The Cleve Creek Campground is a BLM-managed recreation area in Nevada. The campground is within the expansive boundaries of the Humboldt-Toiyabe National Forest and nestles against the eastern slopes of the Schell Creek Mountain Range. It's a rustic location around one hour's drive from the nearest urbanization which is Ely to the north-west. Its remoteness and lack of accessibility means it's only suitable for small RVs less than twenty-five feet in length. So if you have a big RV consider downsizing, because this campground is what RV camping is all about.
The Cleve Creek Campground is an ideal base to pitch camp before heading out to explore the Nevada backcountry either on foot or horseback. There are superb hiking and equestrian trails in the area that will have you trekking or riding through stunning landscapes of pine-forested mountains and grass-covered meadowlands. There's also the High Schells Wilderness Area to the north which is an exciting place to explore and the Great Basin National Park to the south. This BLM campground in Nevada is in an Alpine-style setting that will have your outdoor-loving nature yodeling and waiting for the echo before you know it.
While it is a small and basically primitive campground with only twelve campsites, Cleve Creek has a lot going for it. The creek runs alongside the campground and it's a decent spot for fishing out trout or crappie. It's a great place for a picnic or an evening barbecue on the grill provided at the campsite. If you want to get back to nature, you couldn't pick a better spot to do it. As isolated as the Cleve Creek Campground is, when you want to find some cultural activities you won't have too far to go. In Ely there are lots of interesting museums to visit and an unusual Renaissance village that will make you think you've time-warped back to the past.

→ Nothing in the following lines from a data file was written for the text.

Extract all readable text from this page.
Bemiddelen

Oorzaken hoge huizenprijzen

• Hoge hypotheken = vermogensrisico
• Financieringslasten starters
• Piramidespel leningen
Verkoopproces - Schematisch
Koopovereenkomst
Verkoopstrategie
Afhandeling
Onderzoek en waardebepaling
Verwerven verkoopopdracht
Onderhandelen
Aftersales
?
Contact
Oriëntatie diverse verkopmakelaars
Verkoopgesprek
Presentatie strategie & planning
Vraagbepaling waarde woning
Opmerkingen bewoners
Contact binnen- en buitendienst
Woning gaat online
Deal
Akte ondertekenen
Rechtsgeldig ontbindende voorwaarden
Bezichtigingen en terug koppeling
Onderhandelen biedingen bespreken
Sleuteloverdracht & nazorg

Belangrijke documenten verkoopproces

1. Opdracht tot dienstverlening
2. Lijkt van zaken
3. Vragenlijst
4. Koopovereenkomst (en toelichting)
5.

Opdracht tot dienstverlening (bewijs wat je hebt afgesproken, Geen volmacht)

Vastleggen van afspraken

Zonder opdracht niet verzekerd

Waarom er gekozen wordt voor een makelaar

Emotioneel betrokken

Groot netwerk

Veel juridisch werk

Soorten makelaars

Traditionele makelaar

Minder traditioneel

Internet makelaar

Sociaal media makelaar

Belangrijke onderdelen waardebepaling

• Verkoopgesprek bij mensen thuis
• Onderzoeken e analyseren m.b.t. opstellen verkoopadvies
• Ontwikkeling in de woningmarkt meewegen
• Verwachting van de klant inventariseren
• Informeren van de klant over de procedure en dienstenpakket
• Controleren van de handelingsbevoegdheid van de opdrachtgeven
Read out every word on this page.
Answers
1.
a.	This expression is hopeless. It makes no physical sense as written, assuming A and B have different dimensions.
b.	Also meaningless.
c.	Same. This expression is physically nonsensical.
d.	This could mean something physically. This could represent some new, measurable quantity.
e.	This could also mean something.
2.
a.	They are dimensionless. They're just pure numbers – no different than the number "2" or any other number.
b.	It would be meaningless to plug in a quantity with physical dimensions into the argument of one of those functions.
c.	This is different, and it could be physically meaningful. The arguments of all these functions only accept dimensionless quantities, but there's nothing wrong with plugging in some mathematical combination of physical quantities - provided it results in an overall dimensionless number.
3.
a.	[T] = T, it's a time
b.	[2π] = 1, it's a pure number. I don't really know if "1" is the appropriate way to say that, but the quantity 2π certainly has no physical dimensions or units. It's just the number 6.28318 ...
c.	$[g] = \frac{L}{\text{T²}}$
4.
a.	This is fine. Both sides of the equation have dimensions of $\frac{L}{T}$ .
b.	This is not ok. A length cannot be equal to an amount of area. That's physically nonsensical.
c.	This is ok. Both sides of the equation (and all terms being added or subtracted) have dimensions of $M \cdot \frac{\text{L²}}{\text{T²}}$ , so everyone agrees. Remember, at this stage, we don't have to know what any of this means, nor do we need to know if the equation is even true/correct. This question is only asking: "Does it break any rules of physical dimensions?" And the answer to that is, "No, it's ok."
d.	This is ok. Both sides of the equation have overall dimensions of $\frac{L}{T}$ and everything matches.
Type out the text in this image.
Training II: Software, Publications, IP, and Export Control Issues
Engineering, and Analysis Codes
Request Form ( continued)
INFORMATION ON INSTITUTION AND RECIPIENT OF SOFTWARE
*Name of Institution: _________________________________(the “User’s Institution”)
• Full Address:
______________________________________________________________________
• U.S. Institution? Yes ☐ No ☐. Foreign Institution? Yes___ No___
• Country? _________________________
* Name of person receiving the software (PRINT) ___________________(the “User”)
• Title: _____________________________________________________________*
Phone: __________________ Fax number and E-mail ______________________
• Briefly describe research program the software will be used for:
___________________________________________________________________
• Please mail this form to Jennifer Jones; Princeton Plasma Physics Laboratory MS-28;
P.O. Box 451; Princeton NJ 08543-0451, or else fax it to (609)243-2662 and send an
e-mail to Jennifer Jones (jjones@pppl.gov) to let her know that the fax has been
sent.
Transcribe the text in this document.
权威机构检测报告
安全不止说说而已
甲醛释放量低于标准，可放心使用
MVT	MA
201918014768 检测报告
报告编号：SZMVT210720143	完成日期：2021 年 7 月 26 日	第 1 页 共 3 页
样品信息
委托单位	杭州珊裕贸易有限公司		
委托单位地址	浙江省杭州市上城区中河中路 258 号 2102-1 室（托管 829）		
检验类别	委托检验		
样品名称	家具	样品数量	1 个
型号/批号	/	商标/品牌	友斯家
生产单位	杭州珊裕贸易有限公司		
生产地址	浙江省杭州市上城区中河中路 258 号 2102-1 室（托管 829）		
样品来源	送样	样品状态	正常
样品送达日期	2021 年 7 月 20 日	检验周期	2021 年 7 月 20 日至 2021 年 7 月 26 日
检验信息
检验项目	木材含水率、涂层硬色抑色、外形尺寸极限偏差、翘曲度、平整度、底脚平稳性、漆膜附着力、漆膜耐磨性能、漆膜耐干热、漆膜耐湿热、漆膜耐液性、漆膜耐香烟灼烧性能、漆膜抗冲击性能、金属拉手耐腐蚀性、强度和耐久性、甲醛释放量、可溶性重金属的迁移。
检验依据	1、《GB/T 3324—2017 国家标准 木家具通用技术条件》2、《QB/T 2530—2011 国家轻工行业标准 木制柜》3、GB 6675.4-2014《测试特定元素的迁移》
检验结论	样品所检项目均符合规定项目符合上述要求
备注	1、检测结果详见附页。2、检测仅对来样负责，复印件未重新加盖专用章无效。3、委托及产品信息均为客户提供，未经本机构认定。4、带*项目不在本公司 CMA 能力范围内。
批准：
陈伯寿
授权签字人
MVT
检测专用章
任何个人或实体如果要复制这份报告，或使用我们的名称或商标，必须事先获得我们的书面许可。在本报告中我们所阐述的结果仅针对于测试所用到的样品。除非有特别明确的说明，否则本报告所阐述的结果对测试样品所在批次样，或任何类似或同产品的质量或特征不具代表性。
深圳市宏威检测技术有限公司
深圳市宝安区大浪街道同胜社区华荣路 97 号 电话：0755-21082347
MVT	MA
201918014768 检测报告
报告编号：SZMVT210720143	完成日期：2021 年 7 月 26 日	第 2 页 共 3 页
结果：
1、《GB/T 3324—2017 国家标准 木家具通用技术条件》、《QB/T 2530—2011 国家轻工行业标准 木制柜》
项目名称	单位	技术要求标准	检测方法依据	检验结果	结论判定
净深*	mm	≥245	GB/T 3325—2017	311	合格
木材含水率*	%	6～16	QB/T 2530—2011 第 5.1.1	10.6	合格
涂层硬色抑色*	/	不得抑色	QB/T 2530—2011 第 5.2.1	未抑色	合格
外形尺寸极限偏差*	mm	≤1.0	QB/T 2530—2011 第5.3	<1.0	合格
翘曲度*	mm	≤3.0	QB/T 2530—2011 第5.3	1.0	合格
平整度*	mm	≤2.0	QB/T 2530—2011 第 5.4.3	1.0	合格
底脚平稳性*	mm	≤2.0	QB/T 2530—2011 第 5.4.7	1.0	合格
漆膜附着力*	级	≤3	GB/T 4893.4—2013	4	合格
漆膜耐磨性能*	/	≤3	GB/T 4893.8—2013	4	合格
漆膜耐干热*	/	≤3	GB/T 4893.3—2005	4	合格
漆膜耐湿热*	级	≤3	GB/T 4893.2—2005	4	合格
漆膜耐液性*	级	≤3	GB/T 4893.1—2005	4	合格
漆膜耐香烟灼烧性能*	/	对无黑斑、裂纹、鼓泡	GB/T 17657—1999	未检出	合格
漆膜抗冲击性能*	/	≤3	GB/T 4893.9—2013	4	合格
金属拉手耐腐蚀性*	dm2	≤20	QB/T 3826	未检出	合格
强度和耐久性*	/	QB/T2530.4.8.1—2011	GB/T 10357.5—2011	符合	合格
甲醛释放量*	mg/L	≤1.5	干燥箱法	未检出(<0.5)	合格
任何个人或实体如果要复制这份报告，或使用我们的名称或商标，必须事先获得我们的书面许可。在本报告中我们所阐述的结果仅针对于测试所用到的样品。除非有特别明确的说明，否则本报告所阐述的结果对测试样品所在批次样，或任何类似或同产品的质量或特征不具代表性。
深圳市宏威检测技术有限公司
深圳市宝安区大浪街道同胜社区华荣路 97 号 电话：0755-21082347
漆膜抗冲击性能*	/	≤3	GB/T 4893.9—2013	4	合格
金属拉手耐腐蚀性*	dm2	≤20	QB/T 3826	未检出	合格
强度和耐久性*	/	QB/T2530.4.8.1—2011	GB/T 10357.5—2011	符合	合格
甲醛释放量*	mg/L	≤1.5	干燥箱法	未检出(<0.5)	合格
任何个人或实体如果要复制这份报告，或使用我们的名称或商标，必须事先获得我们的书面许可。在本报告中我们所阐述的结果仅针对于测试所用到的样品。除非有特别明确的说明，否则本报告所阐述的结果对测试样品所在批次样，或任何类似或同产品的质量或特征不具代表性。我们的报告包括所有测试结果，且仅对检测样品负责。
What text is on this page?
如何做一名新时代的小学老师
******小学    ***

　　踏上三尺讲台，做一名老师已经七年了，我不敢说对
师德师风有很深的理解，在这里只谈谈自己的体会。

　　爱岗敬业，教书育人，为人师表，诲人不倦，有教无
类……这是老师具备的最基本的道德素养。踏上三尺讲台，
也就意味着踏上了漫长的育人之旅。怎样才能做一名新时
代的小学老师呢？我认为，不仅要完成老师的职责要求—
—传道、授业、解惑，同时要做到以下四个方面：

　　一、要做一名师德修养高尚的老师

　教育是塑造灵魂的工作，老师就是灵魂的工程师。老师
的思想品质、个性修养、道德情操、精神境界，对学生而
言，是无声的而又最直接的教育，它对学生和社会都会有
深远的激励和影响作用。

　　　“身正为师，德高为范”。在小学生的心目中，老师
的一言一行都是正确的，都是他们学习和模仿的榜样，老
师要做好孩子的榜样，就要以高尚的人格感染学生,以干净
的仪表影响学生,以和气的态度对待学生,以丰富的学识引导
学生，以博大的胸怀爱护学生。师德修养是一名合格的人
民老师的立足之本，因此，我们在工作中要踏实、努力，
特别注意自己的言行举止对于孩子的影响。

There a couple of ways you can get to the Cleve Creek Campground. Both involve forest roads and one, while it may be more scenic, is more difficult to negotiate than the other. You can take the US 93 southbound from Wells and then turn off onto the NV 893 eastbound just south of the rural community of Currie. The NV 893 runs along the eastern edge of the Schell Creek Mountain Range and is part of the Spring Valley Scenic Byway. If you decide to take this route make sure you have enough gas as there are no towns along the route where you can fill up if you run short.
Arriving at the campground from Ely is less complicated but will take you out of your way. Once you're on the US 50 you'll be heading south away from the campground until you arrive in Mayors Place where you can join the NV 893 northbound to the campground. The trip from Ely to the Cleve Creek Campground will take around an hour.
If you've been RV camping in the Craters of the Moon National Monument and Preserve, you can join the US 93 southbound in Shoshone. Be prepared to be behind the wheel for about five hours. If you've been exploring some different BLM properties in Nevada like the Mount Irish Wilderness or the Big Rocks Wilderness, head for Crystal Springs and you'll be able to hit the US 93 northbound. From there it'll take you about three hours to get to Cleve Creek Campground.
If you arrive at the Cleve Creek Campground to find all of the campsites occupied or if your rig is too big to get there, the campgrounds in the Cave Lake State Park are great alternatives. The park can be easily reached from Ely. Head out of town on the US 50 and you'll find the turn-off onto the NV 486 to the park is clearly signposted. It's just a twenty-minute drive from Ely or if you're heading there from the Cleve Creek Campground, around one hour.
There are two campgrounds for RVs in the Cave Lake State Park. Both operate on a first-come-first-served basis, though prior reservations can be made by contacting the park rangers directly. All campers should be aware that stays in both campgrounds are limited to seven days in any thirty day period.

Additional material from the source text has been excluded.